The mainstay of the programme is voluntary service in urban and rural project located in the different parts of Nepal. Most volunteer placements are in teaching English, orphanages, conservation/eco-work, health care, rehabilitation and natural healing.
Nepal is a landlocked country in South Asia and, as of 2010, the world’s most recent nation to become a republic. It is bordered to the north by the People’s Republic of China, and to the south, east, and west by the Republic of India. It has an area of 147,181 km² and a population of approximately 30 million. Kathmandu is the nation’s capital and the country’s largest metropolitan city. A monarchy throughout most of its history, Nepal was ruled by the Shah dynasty of kings from 1768, when Prithvi Narayan Shah unified its many small kingdoms. In 2006, however, a decade-long People’s Revolution by the Communist Party of Nepal (Maoist) along with several weeks of mass protests by all major political parties of Nepal culminated in a peace accord, and the ensuing elections for the constituent assembly voted overwhelmingly in favour of the abdication of the last Nepali monarch Gyanendra Shah and the establishment of a federal democratic republic in May 28, 2008.
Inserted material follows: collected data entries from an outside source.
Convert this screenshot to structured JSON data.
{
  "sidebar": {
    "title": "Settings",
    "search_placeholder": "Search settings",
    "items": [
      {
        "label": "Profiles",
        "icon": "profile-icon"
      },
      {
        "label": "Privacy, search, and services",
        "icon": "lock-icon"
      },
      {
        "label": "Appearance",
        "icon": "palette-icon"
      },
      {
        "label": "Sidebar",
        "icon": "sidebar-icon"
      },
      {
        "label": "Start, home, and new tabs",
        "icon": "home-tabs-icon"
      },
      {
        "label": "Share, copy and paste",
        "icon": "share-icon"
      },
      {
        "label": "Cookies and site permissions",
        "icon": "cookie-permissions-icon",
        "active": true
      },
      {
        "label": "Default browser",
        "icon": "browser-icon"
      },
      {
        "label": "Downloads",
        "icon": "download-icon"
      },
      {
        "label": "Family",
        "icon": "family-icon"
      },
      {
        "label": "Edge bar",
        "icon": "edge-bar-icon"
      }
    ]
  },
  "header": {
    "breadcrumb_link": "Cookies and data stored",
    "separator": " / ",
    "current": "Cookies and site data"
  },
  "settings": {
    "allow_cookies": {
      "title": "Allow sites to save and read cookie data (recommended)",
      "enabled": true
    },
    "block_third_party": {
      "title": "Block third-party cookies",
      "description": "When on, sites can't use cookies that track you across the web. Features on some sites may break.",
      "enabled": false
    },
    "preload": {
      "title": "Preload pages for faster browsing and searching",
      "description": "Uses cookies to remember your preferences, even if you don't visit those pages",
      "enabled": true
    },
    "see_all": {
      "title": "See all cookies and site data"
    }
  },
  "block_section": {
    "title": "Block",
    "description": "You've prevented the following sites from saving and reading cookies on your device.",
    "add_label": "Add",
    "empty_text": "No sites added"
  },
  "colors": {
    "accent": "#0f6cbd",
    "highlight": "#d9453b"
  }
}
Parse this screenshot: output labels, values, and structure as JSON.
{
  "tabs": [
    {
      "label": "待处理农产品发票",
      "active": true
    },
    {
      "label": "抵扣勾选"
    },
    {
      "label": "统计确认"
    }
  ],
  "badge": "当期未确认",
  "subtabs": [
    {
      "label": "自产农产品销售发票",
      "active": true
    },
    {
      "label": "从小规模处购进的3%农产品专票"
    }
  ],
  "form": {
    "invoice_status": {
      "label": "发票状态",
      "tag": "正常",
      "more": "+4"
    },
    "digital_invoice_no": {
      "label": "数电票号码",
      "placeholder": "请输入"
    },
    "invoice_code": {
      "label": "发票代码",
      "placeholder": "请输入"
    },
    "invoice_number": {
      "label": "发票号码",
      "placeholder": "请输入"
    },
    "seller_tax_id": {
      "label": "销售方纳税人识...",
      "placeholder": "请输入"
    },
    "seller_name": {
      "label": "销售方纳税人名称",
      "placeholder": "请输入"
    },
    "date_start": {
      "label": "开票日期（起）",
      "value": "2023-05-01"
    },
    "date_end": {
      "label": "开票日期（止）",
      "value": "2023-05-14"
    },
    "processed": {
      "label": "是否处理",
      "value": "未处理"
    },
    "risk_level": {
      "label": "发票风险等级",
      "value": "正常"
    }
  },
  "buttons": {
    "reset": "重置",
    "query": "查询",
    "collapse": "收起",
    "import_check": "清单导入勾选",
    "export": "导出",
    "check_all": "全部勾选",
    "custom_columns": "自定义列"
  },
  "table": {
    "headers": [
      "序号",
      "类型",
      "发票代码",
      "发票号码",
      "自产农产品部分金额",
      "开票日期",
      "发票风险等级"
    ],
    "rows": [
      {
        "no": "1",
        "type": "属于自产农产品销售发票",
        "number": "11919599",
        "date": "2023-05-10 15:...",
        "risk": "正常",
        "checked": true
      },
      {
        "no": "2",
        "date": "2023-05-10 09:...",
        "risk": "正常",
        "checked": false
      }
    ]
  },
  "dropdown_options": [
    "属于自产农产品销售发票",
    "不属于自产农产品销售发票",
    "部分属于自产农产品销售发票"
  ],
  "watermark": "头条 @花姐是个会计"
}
Nepal is a country of highly diverse and rich geography, culture, and religions. The mountainous north has eight of the world’s ten highest mountains, including the highest, Sagarmatha, known in English as Mount Everest. The fertile and humid south is heavily urbanized. With its melting pot of Hindu, Buddhist and traditional culture and customs, Nepal has long been a destination of choice for those seeking adventure and excitement. Despite its natural beauty and the friendly and peaceful attitude of its people, social and economic issues continue to plague Nepal. Approximately 40% of the population lives in poverty and the majority of Nepalese are subsistence farmers.